Manajemen Waktu untuk Kehidupan yang Lebih Baik

Dunia koding dan dunia literasi itu benar-benar berbeda sekali yang saya rasakan dimana yang satu mendengarkan bunyi pikiran, sementara yang satu mendengarkan bunyi yang bertumpu pada esensial dan daya intelektual, serapan informasi dan bagaimana kita mengelolanya untuk memproduksi kata-kata untuk satu tujuan seni tertentu dalam arti yang luas.

Sumber: Pixabay.com


Saya bukan pakar dalam literasi, bahkan saya bukan penulis, meski saya suka nulis dulunya,  nulis diary dan cerita-cerita yang tidak jelas, memproduksi kata tapi tak pernah bisa memproduksi karya literasi semacam buku, tapi semenjak saya berkecimpung menghabiskan banyak waktu di kolam perkodingan yang melelahkan logika dan memenjarakan hati yang tak terekspresikan, saya pun jarang menulis kembali.

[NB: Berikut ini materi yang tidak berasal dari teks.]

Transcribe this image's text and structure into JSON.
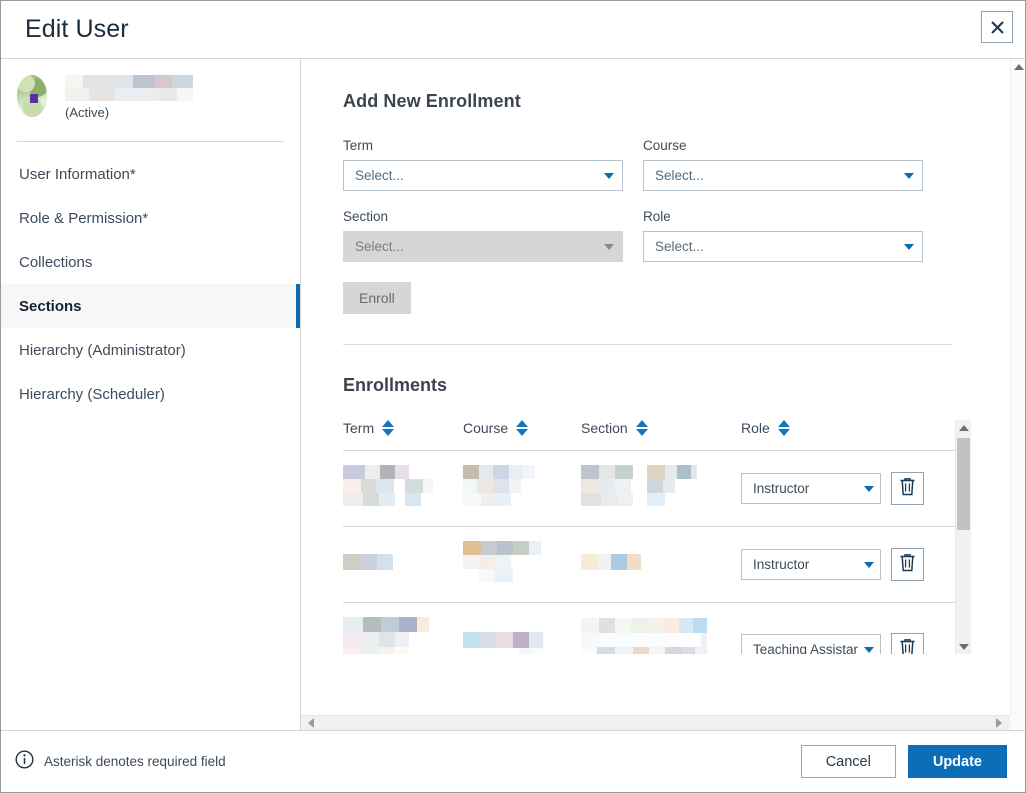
{
  "header": {
    "title": "Edit User",
    "close_label": "Close"
  },
  "sidebar": {
    "user": {
      "status": "(Active)",
      "name_redacted": true
    },
    "items": [
      {
        "label": "User Information*",
        "active": false
      },
      {
        "label": "Role & Permission*",
        "active": false
      },
      {
        "label": "Collections",
        "active": false
      },
      {
        "label": "Sections",
        "active": true
      },
      {
        "label": "Hierarchy (Administrator)",
        "active": false
      },
      {
        "label": "Hierarchy (Scheduler)",
        "active": false
      }
    ]
  },
  "main": {
    "add_enrollment": {
      "title": "Add New Enrollment",
      "fields": [
        {
          "label": "Term",
          "value": "Select...",
          "disabled": false
        },
        {
          "label": "Course",
          "value": "Select...",
          "disabled": false
        },
        {
          "label": "Section",
          "value": "Select...",
          "disabled": true
        },
        {
          "label": "Role",
          "value": "Select...",
          "disabled": false
        }
      ],
      "enroll_button": "Enroll"
    },
    "enrollments": {
      "title": "Enrollments",
      "columns": [
        {
          "label": "Term",
          "sortable": true
        },
        {
          "label": "Course",
          "sortable": true
        },
        {
          "label": "Section",
          "sortable": true
        },
        {
          "label": "Role",
          "sortable": true
        },
        {
          "label": "",
          "sortable": false
        }
      ],
      "rows": [
        {
          "term": "",
          "course": "",
          "section": "",
          "role": "Instructor",
          "redacted": true
        },
        {
          "term": "",
          "course": "",
          "section": "",
          "role": "Instructor",
          "redacted": true
        },
        {
          "term": "",
          "course": "",
          "section": "",
          "role": "Teaching Assistant",
          "redacted": true
        }
      ]
    }
  },
  "footer": {
    "note": "Asterisk denotes required field",
    "cancel_label": "Cancel",
    "update_label": "Update"
  },
  "colors": {
    "accent_blue": "#0d6eb8",
    "sort_blue": "#1277bc",
    "title_text": "#1d2b3a",
    "body_text": "#3d4b5a",
    "disabled_grey": "#d6d6d6",
    "border_grey": "#d6d6d6"
  }
}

Waktu begitu berharga, maka seharusnya waktu dikelola dengan benar untuk hidup yang lebih berkualitas. Jangan jadikan pekerjaan sebagai hal utama, lalu menyampingkan bahkan meniadakan hal-hal lain yang juga penting untuk mendukung kinerja tubuh fisik, emosional, spiritual, dan juga intelektual. Selama ini, saya lebih banyak menghabiskan waktu 80 sampai 90 persen untuk koding, manajemen waktu yang buruk. Sekali dua kali dalam sepekan tak masalah, tapi kalau hal itu berlanjut berminggu-minggu jelas sekali akan menimbulkan masalah karena ada beberapa bagian yang berkurang bahkan hilang, timbul ketidakseimbangan yang mengakibatkan malfungsi. Gila kerja atau Workholic tanpa diimbangi dengan hiburan yang memadai untuk me-recycle ulang atau men-charger diri akan membuat kita menjadi kurang berbahagia, kurang puas, kurang enjoy, dan mungkin kualitas kinerja juga akan ikut menurun. 

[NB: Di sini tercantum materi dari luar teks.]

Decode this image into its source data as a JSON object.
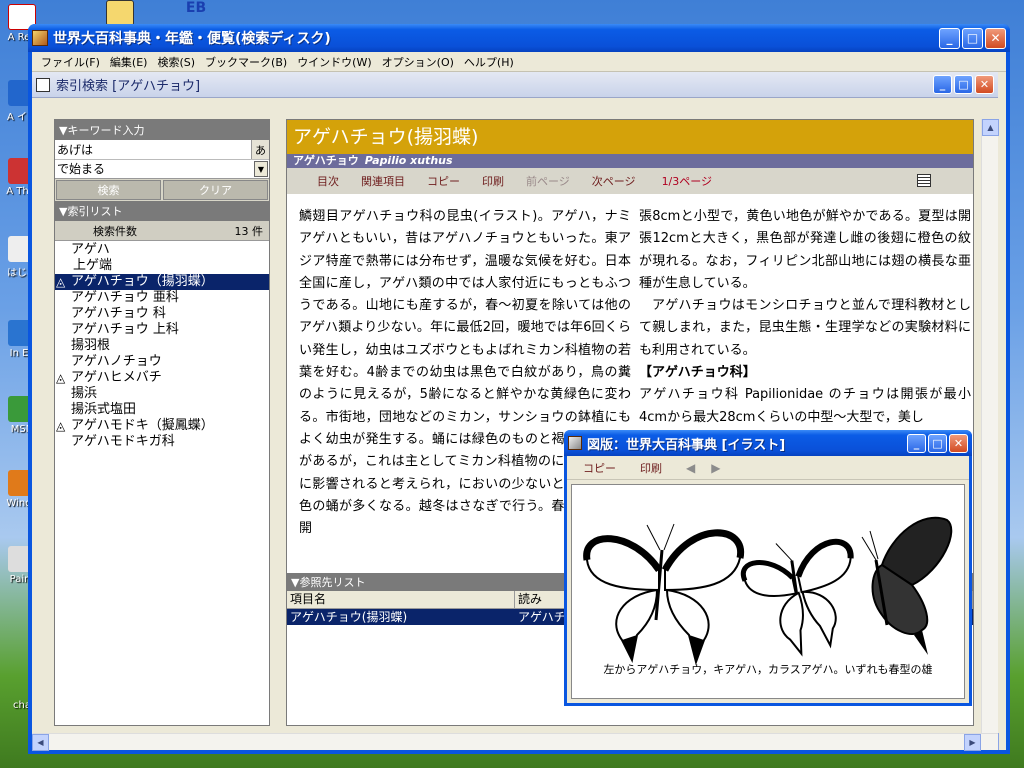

Manajemen waktu, inilah sebenarnya kunci bagaimana kita dapat menjalani hidup dengan baik dalam perspekstif waktu yang kita pakai. Semakin bagus manajemen waktunya, produktifitas kita pun akan bertambah tanpa mengurangi bagian yang lain dalam kehidupan kita, tapi bukan berarti kita bisa mengerjakan semua hal dalam satu hari. Hal yang menjadi kendala dalam manajemen waktu adalah adanya interupsi yang kita tahu itu, interupsi itu bisa datang dari mana saja. Sebagai orang yang bertumpu pada pikiran, saya tak terlalu suka dengan adanya interupsi yang datang tiba-tiba tanpa persiapan, meski pun saya tidak terlalu pintar memang untuk membagi pikiran saya dan mengalokasikannya ke pos-pos yang tepat saat datang waktunya hal itu dilakukan.

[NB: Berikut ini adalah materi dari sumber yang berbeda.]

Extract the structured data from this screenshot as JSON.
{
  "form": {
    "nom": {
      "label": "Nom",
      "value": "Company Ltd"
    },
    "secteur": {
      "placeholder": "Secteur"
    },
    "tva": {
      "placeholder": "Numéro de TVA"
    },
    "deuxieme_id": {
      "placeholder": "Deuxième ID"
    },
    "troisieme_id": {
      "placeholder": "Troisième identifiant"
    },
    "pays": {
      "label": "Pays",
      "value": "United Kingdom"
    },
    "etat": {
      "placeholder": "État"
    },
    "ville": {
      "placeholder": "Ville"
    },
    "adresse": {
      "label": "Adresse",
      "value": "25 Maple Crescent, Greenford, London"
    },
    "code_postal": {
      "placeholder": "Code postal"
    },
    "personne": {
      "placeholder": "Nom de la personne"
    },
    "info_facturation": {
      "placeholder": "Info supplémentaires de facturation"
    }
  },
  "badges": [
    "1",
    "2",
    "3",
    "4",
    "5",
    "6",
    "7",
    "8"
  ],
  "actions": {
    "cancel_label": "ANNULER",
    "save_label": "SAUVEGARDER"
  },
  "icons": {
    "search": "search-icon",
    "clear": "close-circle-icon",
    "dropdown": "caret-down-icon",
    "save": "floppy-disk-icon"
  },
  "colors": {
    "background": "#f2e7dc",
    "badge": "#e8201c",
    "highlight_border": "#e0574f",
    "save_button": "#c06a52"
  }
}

Saya pemikir sehingga lamban dalam mengeksekusi apa yang ingin dikerjakan, tidak bisa spontanitas begitu saja tanpa adanya persiapan, dan ketika ada persiapan saya ingin membuatnya komprehensif, dan itu artinya saya butuh waktu untuk meluangkan apa yang ada dalam pikiran saya. Masalahnya, saya sensitif sekali terhadap impuls yang tidak saya khendaki tiba-tiba datang dan membuat susunan abstrak pikiran saya kembali hilang.

Manajemen waktu, disinilah kita belajar untuk memenej kehidupan sampai kemudian bisa memenej segala hal dalam kehidupan kita. Maka, untuk menyusun masa depan, susunlah kehidupanmu dari sekarang.